4. Non‑expansion states and the “coverage gap” underscore the practical impact of differing FPL rules
Where states declined full expansion, many low‑income adults fall into a coverage gap: their incomes are too high for the state’s pre‑ACA Medicaid rules but below the threshold for Marketplace premium tax credit subsidies (the 100% lower bound for credits), leaving those adults uninsured despite being below the federal expansion threshold [4] [7]. This gap is a direct consequence of state variation in applying FPL percentages for adult eligibility.
5. Technical differences: MAGI accounting, income disregards, and non‑MAGI programs
The ACA moved most adult eligibility to MAGI calculations and eliminated state‑specific asset or income disregards for those groups, other than the general 5% income disregard that raises the practical threshold to about 138% FPL [1]. But Medicaid contains other eligibility pathways—pregnancy categories, disability‑based coverage, and long‑term care—that may rely on different percentages of FPL, SSI multiples, or asset tests rather than the MAGI/FPL formula, so “what percent of FPL” applies depends on the specific adult pathway [9] [7].
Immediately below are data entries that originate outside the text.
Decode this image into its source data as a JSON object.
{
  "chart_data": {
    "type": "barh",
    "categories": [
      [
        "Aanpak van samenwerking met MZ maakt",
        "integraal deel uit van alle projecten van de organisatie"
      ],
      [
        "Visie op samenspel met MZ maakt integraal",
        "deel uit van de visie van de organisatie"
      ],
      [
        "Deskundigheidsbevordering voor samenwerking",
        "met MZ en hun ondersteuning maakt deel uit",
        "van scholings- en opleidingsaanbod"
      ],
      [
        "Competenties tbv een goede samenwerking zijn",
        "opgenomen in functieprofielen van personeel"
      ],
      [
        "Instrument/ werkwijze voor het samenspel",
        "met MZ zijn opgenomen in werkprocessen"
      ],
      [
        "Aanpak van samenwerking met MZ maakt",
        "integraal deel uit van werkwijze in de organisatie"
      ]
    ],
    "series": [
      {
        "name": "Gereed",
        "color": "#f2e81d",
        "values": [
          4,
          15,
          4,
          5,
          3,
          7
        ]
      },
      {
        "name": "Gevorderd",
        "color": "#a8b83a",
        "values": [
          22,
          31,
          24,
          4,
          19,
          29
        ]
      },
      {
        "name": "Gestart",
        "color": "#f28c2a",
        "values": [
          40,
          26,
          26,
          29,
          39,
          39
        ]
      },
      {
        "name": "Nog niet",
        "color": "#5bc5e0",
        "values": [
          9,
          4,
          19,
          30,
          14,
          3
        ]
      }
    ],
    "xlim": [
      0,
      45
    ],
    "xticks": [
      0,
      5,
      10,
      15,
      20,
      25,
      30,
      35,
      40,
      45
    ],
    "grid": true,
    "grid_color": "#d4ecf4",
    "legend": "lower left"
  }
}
6. Political and fiscal dynamics shape FPL choices — and the messages states send
States’ decisions about which FPL percentage to adopt are as much political and fiscal as technical: adopting expansion locks in federal support and increases coverage statistics, while rejecting it can be framed as budget conservatism or ideological resistance, even though federal incentives and waiver options exist [8] [4]. Advocacy and administrative priorities explain why some states broaden eligibility beyond 138% for specific groups, while others hold to lower thresholds or partial expansions.
Conclusion: a common federal benchmark but a fragmented state map
The net result is a common federal benchmark—133% FPL plus the standardized 5% disregard yielding about 138%—that governs eligibility for adults in most expansion states, but the application differs in practice because states can set higher thresholds for certain groups, retain older pathways, use waivers, or decline expansion altogether, producing a patchwork of FPL‑based cutoffs and real coverage differences [1] [2] [4].